Like a train wreck, we just can't look away from the most heinous of acts. We are glued to them, we have morbid fixation. This is even though of the approximately 13,000 deaths due to violence in 2011, a scant 343 were due to any and all rifles, including the political term of “assault weapons.” It is very difficult for our nation to claim the moral high ground of “all human life is sacred.” We have 65,000 freshly dead Syrians where our national solution is to largely spectate. We have great difficulty utilizing the directive of the serenity prayer . . . “the serenity to accept the things I cannot change; courage to change the things I can; and wisdom to know the difference.” The wisdom part largely eludes us, for complex problems are not solved by easy or simplistic answers, no matter how well-meaning those answers might be. Simply doing something that is well-meaning hardly makes it wise, much less effective, much less well-reasoned.
The waste of effort about such items as rifles inclusive of “assault rifles” and magazine bans is just that: an avalanche of misspent time, money, and debate. Rifles are such a proportionally small part of the picture in the first place and neither the many millions of semi-automatic rifles much less the tens of millions of standard capacity magazines in circulation are in any way controllable.
From the myopic view of Washington, things are not what they appear. In rural areas, semi-automatic rifles may well be the only reasonable tools to protect yourself and your property from human and animal predators. It cannot be considered unreasonable for a farmer or rancher to protect his livestock and equipment from predation and theft. Additionally, consider the narcotics trade that is quite well-armed and runs across the 1933 miles of Mexico / U.S. border. 1241 of those border miles touch Texas, with Arizona second at 373 miles. The landscape and situation is far different than Mayberry.

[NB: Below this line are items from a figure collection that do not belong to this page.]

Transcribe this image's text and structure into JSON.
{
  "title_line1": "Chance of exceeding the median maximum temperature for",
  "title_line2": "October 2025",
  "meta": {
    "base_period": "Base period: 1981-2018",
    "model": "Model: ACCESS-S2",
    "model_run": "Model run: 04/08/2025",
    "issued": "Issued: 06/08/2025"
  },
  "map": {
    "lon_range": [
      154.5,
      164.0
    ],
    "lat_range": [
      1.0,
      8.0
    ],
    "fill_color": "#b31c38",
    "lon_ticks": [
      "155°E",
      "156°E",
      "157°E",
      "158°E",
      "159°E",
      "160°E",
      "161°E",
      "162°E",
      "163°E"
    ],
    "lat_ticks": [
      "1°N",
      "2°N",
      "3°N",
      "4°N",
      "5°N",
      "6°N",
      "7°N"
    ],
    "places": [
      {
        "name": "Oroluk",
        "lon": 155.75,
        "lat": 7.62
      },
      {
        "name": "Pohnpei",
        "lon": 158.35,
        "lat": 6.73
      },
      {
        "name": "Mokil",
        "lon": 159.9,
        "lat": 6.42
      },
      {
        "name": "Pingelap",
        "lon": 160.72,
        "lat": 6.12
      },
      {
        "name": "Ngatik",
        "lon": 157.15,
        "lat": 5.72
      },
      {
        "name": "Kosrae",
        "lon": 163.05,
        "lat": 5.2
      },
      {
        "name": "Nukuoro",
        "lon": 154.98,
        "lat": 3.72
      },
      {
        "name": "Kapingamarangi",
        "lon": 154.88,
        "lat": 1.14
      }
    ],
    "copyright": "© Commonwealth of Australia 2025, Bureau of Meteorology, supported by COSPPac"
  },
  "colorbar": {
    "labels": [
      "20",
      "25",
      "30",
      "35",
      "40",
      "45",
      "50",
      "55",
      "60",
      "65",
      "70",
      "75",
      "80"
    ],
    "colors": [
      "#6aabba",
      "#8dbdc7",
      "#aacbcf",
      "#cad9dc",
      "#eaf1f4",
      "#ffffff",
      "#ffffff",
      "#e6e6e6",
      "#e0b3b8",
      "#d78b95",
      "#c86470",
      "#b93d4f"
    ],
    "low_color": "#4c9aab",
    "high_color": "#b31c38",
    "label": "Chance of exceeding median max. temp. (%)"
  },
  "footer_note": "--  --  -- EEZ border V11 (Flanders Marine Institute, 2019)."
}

Contrary to what some people seem to think, according to United States Bureau of Justice Statistics figures, the rate of violent crime victimization in the United States declined by more than two thirds between the years 1994 and 2009. At about 16.9 victimizations per 1000 persons, the U.S. has roughly half the violent crime rate of Great Britain. Certainly there is more gun crime in the U.S., but our British friends do far more than just compensate for it by other means: they have practically doubled it.

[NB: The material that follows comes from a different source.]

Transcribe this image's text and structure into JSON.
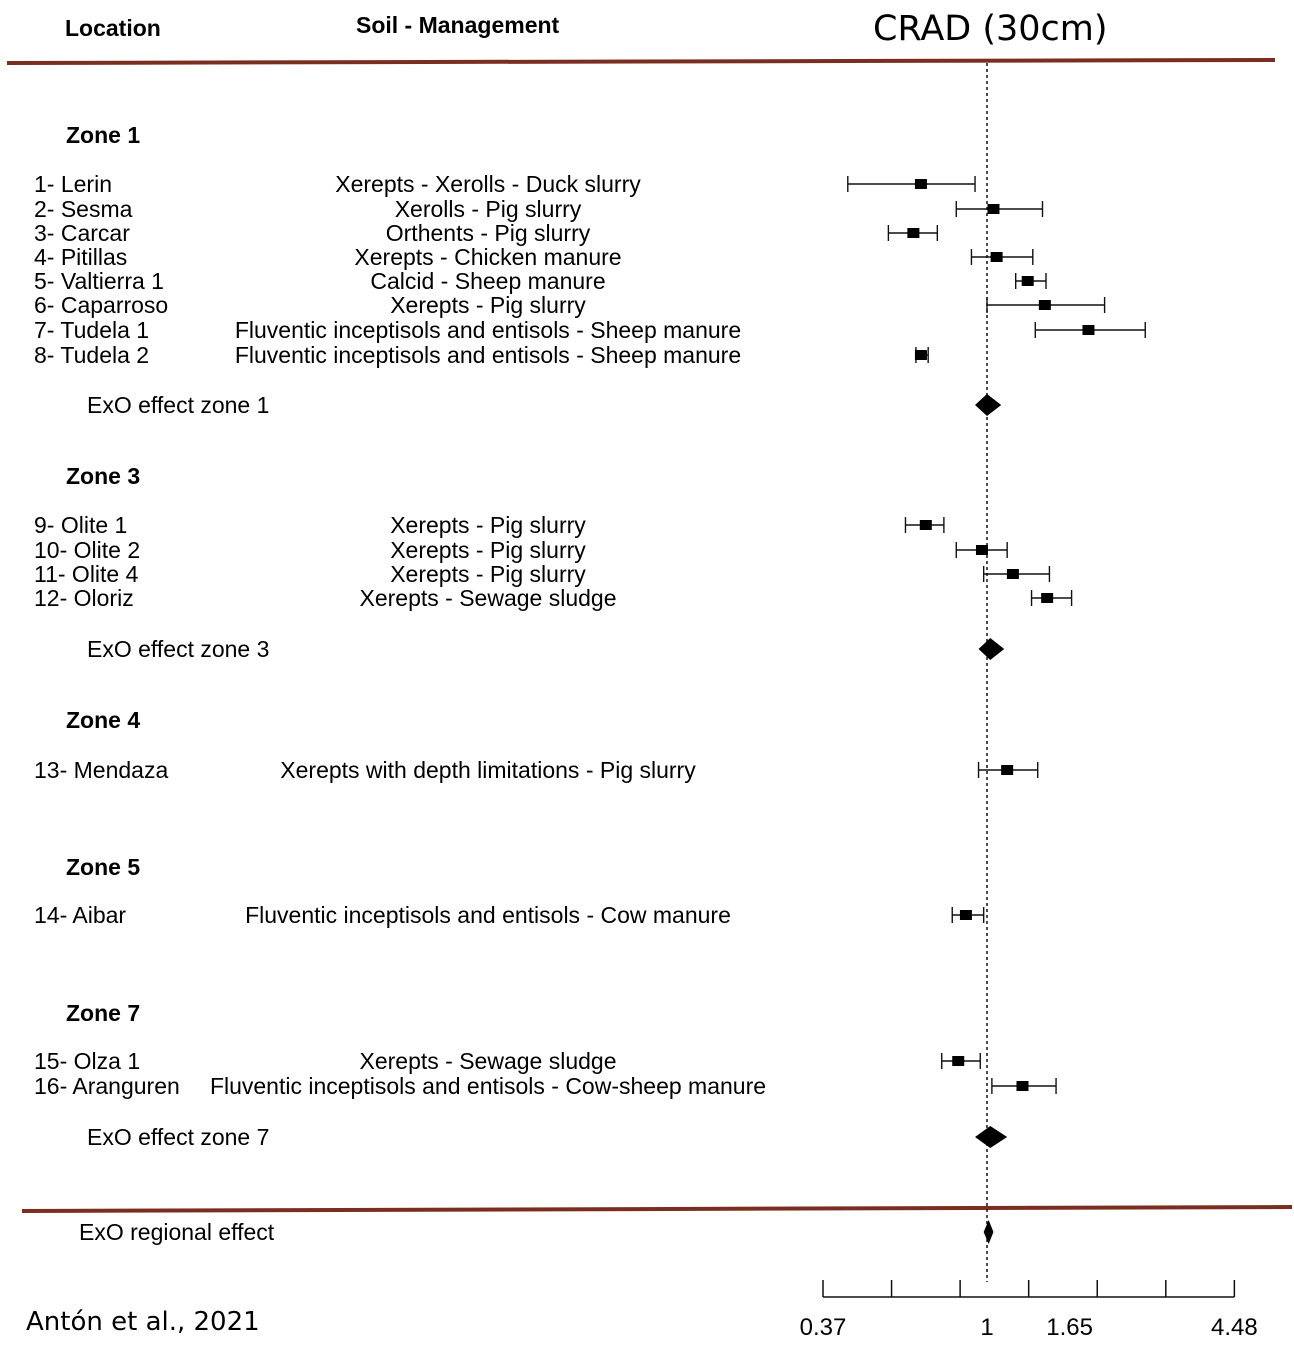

So it goes with terrain, population density, population age, and countless other factors. The second largest city in Illinois is Aurora, only about forty miles west of Chicago. Aurora, Illinois has everything that Mayor Rahm Emanuel of Chicago and some Washington politicians want to strip away from law-abiding citizens. Yet, the city of Aurora has managed to curb their homicide rate through a mix of efforts from community groups, schools, and local law enforcement including massive sweeps on gang members and drug dealers. In 2012, Aurora, Illinois had exactly zero homicides. Assault rifle bans, magazine bans, theoretical “universal” background checks, or closing mysterious loopholes had nothing to do with it.

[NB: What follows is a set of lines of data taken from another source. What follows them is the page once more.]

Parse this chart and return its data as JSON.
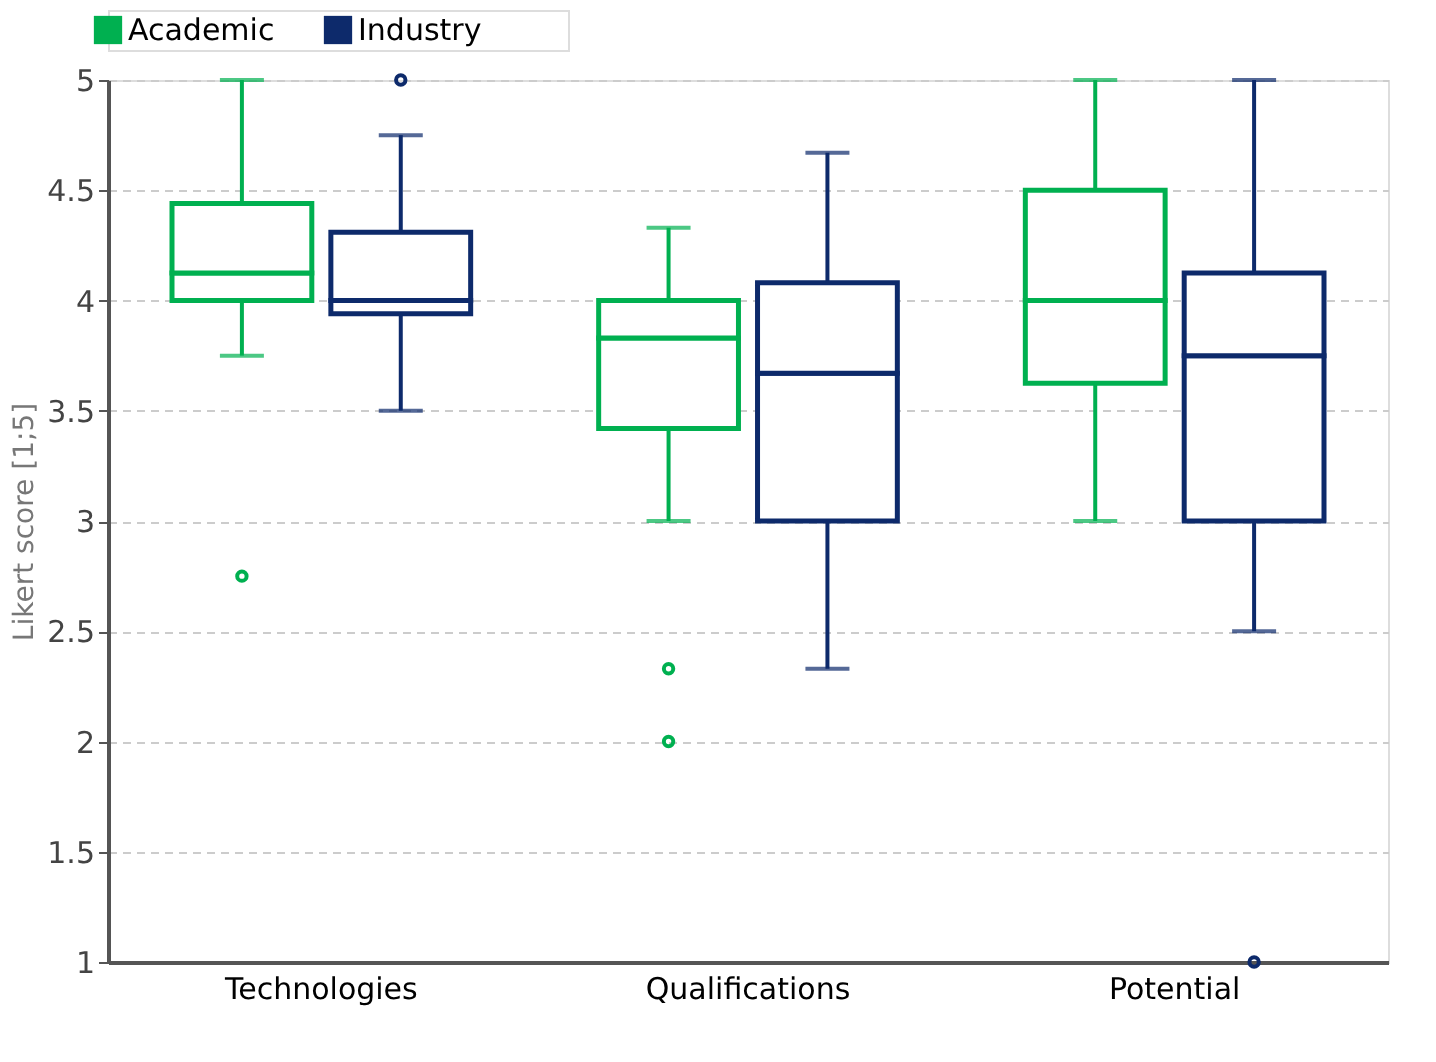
{
  "chart_data": {
    "type": "box",
    "ylabel": "Likert score [1;5]",
    "categories": [
      "Technologies",
      "Qualifications",
      "Potential"
    ],
    "ylim": [
      1,
      5
    ],
    "yticks": [
      1,
      1.5,
      2,
      2.5,
      3,
      3.5,
      4,
      4.5,
      5
    ],
    "grid": "y",
    "legend": "top left",
    "series": [
      {
        "name": "Academic",
        "color": "#00b050",
        "boxes": [
          {
            "low": 3.75,
            "q1": 4.0,
            "median": 4.125,
            "q3": 4.44,
            "high": 5,
            "outliers": [
              2.75
            ]
          },
          {
            "low": 3.0,
            "q1": 3.42,
            "median": 3.83,
            "q3": 4.0,
            "high": 4.33,
            "outliers": [
              2.33,
              2.0
            ]
          },
          {
            "low": 3.0,
            "q1": 3.625,
            "median": 4.0,
            "q3": 4.5,
            "high": 5
          }
        ]
      },
      {
        "name": "Industry",
        "color": "#0d2a6b",
        "boxes": [
          {
            "low": 3.5,
            "q1": 3.94,
            "median": 4.0,
            "q3": 4.31,
            "high": 4.75,
            "outliers": [
              5
            ]
          },
          {
            "low": 2.33,
            "q1": 3.0,
            "median": 3.67,
            "q3": 4.08,
            "high": 4.67
          },
          {
            "low": 2.5,
            "q1": 3.0,
            "median": 3.75,
            "q3": 4.125,
            "high": 5,
            "outliers": [
              1
            ]
          }
        ]
      }
    ]
  }
}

Things like community involvement, neighborhood watch, partnering schools with law enforcement, citizen awareness . . . all of these things take time and group effort. Though lacking the zest of yet another feel-good law, the results are often far more substantial and long-lasting. It also requires no intentional disregard or disrespect of the Constitution of the United States of America, either. There are reasonable approaches to violence control, which is exactly the point, or should be. They require more effort than just making pieces of paper, more thought than spastic knee-jerking, and comprehension that extends well beyond a meaningless fascination with plastic box magazines.